I have a client who buys a house for $140,000. They call for an insurance policy. The insurance value on the house comes in at $225,000. The confusion ensues.
Why is there such a discrepancy between what the insurance company thinks your house is worth, compared to what the real estate market thinks? To answer this question, it’s first necessary to explain what an insurance company’s responsibility is.
Insurance must make you whole
Your insurance carrier works by the law of indemnity. Indemnity means to restore you to the same financial position you enjoyed prior to the insurance loss. In other words, to make you whole again.
To adhere to this law, the insurance company cannot in good faith, insure you for what you paid for the house, or for what you personally would like it to be insured for. Instead, they must provide enough coverage to re-build you a home of the same size in the event of a fire or other loss. So, if you have a 1,600 sq. foot house, they would not be able to make you whole by only building an 1,100 sq. foot house in return. In today’s market, building costs are around $150/sq. foot. This includes labor, materials, and meeting legal requirements with your municipality. The exact number per foot will fluctuate depending on whether you rebuild as a colonial, ranch, or craftsman. Use the $150 as a guide and it should help you land close to where you need to be.
Are there exceptions?
There is a slight variation to all of this that you do have some control over. For instance, say you bought an old Victorian or Greek Revival in town; those can come with vintage features that are not so simple to reproduce. Have you noticed there aren’t too many contractors out there advertising lath and plaster work? As such, the cost to re-build a home like this can send the price per square foot skyward. If you bought the house because you couldn’t live without these aspects, then you’ll want to go with the full replacement cost you are given by the carrier.

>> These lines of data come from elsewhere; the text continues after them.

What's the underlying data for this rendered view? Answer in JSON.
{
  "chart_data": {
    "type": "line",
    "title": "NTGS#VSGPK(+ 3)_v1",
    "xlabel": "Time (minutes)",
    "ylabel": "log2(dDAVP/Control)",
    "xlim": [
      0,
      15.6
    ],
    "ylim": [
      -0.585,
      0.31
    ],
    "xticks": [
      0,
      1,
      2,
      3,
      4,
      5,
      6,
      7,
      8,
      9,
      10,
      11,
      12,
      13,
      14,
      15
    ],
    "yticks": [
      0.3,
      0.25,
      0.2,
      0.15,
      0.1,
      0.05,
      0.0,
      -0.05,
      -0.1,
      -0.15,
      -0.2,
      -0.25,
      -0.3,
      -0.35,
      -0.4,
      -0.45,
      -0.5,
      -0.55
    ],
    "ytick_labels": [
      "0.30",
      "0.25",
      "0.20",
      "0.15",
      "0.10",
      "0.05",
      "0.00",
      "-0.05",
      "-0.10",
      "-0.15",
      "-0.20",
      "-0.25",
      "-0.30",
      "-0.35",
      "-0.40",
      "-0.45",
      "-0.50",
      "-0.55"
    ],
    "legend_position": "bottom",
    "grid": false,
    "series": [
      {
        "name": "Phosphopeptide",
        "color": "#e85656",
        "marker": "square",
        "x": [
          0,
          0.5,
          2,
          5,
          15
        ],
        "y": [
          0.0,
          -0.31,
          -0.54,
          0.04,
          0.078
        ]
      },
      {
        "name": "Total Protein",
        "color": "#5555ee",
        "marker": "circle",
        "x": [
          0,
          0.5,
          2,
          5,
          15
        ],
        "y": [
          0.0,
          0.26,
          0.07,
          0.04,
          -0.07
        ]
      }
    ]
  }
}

However, if you are not as concerned with plaster walls and ceilings, then you could opt for something called Functional Replacement Cost. Choosing this method tells the insurance company that you are okay with having the costly vintage parts of the house replaced with modern building materials, like drywall. Doing so will generally take the premiums down to a more typical amount for the size of home in question.
So, remember, it’s not what you paid or what someone else will pay. It’s your insurance company saying, we want to make you whole…so you don’t have to share a room with your kids.